Daniel Whedon: “How it is here that all died commentators differ. We think the correct reference is to that death which all died in Adam (Rom. v, 15) for which Christ’s death is a divine substitute. Paul’s reasoning is, that nothing less than our death could require Christ’s death. If he died, it was because we all died.” (Commentary on the New Testament, Vol. IV.: I. Corinthians - II. Timothy, p.165) 

Arminian paraphrase: For the love of Christ controls us, having concluded this, that one died for [everyone], therefore [as it stands to reason, everyone must have] died [or were as good as dead, by virtue of the Law]; and He died for [everyone], so that [whosoever believe in Him] might no longer live for themselves, but for Him who died and rose again on their behalf.

In other words, Jesus died for everyone because everyone needed His atonement, and the purpose for His death is not so that we might be free to do whatevewe want, but whatever He wants. In this way, you have a perfectly logical way of rolling an Unlimited Atonement into the purpose for the Atonement. 

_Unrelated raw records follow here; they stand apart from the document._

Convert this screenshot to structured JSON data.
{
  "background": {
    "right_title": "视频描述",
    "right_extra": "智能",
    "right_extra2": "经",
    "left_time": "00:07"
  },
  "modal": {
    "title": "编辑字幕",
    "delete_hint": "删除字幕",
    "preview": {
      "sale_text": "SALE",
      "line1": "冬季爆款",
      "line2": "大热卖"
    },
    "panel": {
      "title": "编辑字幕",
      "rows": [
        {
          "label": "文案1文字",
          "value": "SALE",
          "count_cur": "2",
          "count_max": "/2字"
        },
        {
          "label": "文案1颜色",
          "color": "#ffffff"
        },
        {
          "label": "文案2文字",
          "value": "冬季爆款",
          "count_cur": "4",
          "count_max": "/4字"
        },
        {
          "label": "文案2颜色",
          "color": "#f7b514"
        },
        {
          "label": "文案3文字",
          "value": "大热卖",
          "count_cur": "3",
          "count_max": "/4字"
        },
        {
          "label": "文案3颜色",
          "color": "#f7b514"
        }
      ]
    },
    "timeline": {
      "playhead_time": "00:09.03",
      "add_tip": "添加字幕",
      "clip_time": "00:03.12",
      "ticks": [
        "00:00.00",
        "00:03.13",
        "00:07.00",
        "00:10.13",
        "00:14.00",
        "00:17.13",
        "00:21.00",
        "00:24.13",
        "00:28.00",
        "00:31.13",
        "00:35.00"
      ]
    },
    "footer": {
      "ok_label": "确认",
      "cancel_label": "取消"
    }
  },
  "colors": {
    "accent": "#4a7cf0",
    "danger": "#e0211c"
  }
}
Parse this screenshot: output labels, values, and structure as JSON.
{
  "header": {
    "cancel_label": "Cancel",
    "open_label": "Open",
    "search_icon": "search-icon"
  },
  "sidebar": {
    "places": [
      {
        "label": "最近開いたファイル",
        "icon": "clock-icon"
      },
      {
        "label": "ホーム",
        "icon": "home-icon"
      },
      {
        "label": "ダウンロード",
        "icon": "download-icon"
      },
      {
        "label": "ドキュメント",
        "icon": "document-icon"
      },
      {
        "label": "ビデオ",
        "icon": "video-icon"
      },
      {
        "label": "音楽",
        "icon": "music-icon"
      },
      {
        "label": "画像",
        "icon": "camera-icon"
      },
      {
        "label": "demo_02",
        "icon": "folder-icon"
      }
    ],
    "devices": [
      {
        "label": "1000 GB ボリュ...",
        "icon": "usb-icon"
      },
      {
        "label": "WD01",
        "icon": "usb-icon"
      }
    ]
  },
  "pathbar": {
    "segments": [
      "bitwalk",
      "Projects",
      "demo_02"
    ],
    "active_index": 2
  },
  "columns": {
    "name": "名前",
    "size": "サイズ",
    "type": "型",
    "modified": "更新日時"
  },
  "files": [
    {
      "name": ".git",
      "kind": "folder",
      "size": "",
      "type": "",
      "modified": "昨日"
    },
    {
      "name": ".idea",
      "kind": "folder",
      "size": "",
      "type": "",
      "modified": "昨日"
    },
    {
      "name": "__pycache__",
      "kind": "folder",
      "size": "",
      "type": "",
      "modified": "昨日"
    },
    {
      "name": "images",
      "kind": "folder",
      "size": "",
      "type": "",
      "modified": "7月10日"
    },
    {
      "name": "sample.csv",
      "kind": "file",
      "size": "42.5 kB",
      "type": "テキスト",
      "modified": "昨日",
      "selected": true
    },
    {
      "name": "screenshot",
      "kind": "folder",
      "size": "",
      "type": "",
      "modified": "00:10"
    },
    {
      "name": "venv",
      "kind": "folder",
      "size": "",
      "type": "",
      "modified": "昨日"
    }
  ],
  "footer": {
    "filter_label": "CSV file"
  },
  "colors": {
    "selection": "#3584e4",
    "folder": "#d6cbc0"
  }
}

John Goodwin: “That which is commonly given by way of answer to this...is not much considerable. They pretend that both the word ‘world’ and such terms of universality as ‘all,’ ‘all men,’ ‘every man,’ &c., in many places of Scripture used, and accordingly are to be understood in a restrained signification, as sometimes for many or greater numbers of men; sometimes for some of all sorts; sometimes for Jews and Gentiles, or the like. ...we answer...that there is no necessity at all in respect of any the respective contexts, nor of any circumstance in any of them, to understand the said terms of universality any otherwise than in their most proper, i.e. in their most extensive and comprehensive significations.” (Redemption Redeemed, p.53, emphasis mine)

In other words, take it at face value, unless there is an explicit contextual reference to demand that it be alternatively understood in a restrictive sense.

John Goodwin: “‘Because we thus judge,’ saith he, ‘that if one died for all, then we are all dead: and that he died for all, that they who live,’ &c. Observe that clause of distribution, ‘that they who live.’ ‘We judge that Christ died for all, that they who live,’ i.e. that all they, without exception, who recover, and are, or shall be delivered from his death by Christ for them, ‘should not live unto themselves,’ &c. So then, if they word ‘all’ or ‘all men,’ for whom the apostle here judgeth or concludeth that Christ died, we shall understand the universality of the elect only, ‘for all men,’ i.e. for all the elect, and for these only, we shall grievously misfigure the fair face a worthy sentence, and render it incongruous and inconsistent with all rules and principles of discourse. For then the tenor of it must rise and run thus: We judge that Christ died for all the elect, that all the elect who shall live and be recovered from death by Christ, should not live, &c. Doth not the ears of every man’s reason, yea, of common sense itself, taste an uncouthness and unsavouriness of sound in such a texture of words as this? ... Doubtless, if by the word all, the apostle had meant all the elect, and these only, he would not have added, ‘that they who live,’ but rather, that they or these might live: for these words, ‘that they who live,’ clearly import a possibility at least, yea, a futurity also, i.e. that it would so come to pass, that some of those all, for whom Christ died, would not live, and consequently would be in no capacity of living from themselves to live unto him.” (Redemption Redeemed, pp.54-55, emphasis mine)

John Goodwin: “...‘that they who live,’ i.e. that whosoever of those, for whom he thus died, shall be saved by this death of his for them, ‘should,’ in consideration of, and by way of signal thankfulness for such a salvation, ‘not live unto themselves,’ i.e. only and chiefly mind themselves whilst they live in the world, in their carnal and worldly interests, ‘but unto him who died for them and rose again,’ i.e. promote his interest and affairs in the world....” (Redemption Redeemed, p.55, emphasis mine)

In other words, by way of Christ’s death, those who escape the world should no longer live like the world, but instead promote the interests of the One who died to set them free. 

John Goodwin: “...Christ died for as many as were dead, and consequently foall, without exception, inasmuch as all, without exception or difference, were dead.” (Redemption Redeemed, p.57)

John Goodwin: “If only the elect, so called, be recovered, this is no recovery of Adam’s fall, but only of a small or less considerable part of it, or rather of some few persons only who fell thereby.”  (Redemption Redeemed, p.313)

Compare with Romans 5:12: 

Therefore, just as through one man sin entered into the world, and death through sin, and so death spread to all men, because all sinned.